Le roman de l`artiste

Comme d’habitude, la Saison de la Francophonie a commencé en Arménie bien avant le 20 mars, Journée internationale de la Francophonie, et les établissements et organisations francophones mettent déjà en oeuvre leurs programmes de l’édition 2016. L’un des premiers événements conçus dans le cadre de la Saison de la Francophonie sous forme de conférence titrée « Le roman de l’artiste : un discours sur l’art » s’est tenu le 10 mars, à la médiathèque de l’Alliance française, en partenariat avec la Fondation humanitaire suisse KASA et l’Université des Langues et des Sciences sociales Brusov d’Erevan.

Le roman de l’artiste est un genre littéraire né dans l’Allemagne du 18e siècle avec des auteurs comme Novalis, à titre d’exemple. Il ne s’introduira chez les écrivains de ce côté du Rhin qu’ au siècle suivant. « Une oeuvre inconnue » de Balzac, « Manette Salomon » des frères Goncourt, « L’oeuvre » de Zola, « Fort comme la mort » de Maupassant et d’autres romans s’inscivant dans la lignée permettront à leurs auteurs de développer, à travers l’écriture, une réflexion et un discours particuliers sur l’art en général et les différents modes d’expression artistique : peinture, sculpture, danse, musique, etc.

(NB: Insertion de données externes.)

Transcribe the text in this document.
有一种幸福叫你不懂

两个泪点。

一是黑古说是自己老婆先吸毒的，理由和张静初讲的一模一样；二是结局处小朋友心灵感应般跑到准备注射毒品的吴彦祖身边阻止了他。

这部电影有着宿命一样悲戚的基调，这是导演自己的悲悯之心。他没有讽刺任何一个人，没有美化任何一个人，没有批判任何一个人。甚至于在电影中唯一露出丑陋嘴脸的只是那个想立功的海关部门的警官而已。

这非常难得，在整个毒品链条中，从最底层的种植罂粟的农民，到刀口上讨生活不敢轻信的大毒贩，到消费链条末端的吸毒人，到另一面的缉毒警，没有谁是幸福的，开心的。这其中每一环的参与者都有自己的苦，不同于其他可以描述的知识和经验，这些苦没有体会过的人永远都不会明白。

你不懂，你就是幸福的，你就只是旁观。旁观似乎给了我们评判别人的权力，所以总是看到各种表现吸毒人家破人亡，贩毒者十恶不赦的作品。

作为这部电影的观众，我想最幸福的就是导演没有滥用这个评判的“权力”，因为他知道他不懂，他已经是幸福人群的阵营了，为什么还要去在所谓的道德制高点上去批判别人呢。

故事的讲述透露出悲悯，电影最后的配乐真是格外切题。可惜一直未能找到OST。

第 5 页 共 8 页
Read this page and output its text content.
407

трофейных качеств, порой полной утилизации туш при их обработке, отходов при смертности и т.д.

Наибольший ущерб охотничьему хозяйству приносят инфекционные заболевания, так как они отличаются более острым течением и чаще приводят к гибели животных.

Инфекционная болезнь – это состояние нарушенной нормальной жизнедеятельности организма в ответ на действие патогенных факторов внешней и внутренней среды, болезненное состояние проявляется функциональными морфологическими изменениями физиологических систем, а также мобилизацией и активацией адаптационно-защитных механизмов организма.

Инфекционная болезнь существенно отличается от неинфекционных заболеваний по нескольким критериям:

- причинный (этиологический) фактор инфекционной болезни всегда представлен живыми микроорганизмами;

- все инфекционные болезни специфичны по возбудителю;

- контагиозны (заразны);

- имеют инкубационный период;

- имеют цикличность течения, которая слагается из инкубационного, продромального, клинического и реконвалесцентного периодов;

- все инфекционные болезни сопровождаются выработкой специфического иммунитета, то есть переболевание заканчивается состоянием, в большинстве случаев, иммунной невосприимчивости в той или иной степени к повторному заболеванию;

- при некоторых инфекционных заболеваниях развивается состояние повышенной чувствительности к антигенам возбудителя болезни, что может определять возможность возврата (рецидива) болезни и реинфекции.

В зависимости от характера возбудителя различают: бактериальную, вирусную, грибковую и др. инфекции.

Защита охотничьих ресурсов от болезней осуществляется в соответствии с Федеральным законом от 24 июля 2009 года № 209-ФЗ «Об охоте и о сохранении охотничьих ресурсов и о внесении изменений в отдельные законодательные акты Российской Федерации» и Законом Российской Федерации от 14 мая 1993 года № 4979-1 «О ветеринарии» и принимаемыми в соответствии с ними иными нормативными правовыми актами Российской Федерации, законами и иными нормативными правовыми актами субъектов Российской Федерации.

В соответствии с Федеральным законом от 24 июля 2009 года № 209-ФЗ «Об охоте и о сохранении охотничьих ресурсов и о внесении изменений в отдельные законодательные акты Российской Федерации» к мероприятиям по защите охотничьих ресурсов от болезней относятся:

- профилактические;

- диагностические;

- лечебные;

À la conférence du 10 mars, les relations entre l’artiste et son oeuvre, l’écrivain et son héros ou encore l’écriture et la peinture ont été abordées à travers trois interventions, chacune d’entre elles proposant un angle d’étude différent, en fonction du parcours professionnel des intervenants. Ainsi, Ani Djanikian, professeur de littérature française à l’Université Brussov a parlé du paradigme du modèle dans « Manette Salomon » des Goncourt et L’œuvre » de Zola. Lusiné Abgarian, doctorante en littérature et responsable du centre de ressources et de documentation à l’Alliance française a abordé la vie et l’œuvre de Paul Gauguin à travers « La lune et soixante-quinze centimes » de Somerset Maugham, tandis que Maxence Smaniotto, psychologue et responsable de la Francophonie auprès de KASA, avait placé son exposé intitulé « L’artiste déchiré. Tableaux entre beauté et laideur : Mémoires de Dirk Raspe » de Drieu La Rochelle entre littérature et psychologie.

Le genre, comme certains des auteurs abordés – notamment Pierre Drieu La Rochelle, cet écrivain controversé du fait de ses engagements politiques mais dont la réputation de fasciste n’a pas empêché d’éditer ses oeuvres dans la bibliothèque de la Pléiade -, étaient une vraie découverte pour une partie du public arménien, selon les organisateurs. Pourtant, ils ont informé aussi que le roman de l’artiste est désormais étudié à Brusov en tant que discipline à part, et cela, notamment après le cycle de conférences de Bernard Franco, professeur à la Sorbonne, tenu autour de ce sujet pour la première fois à Brusov au printemps 2014.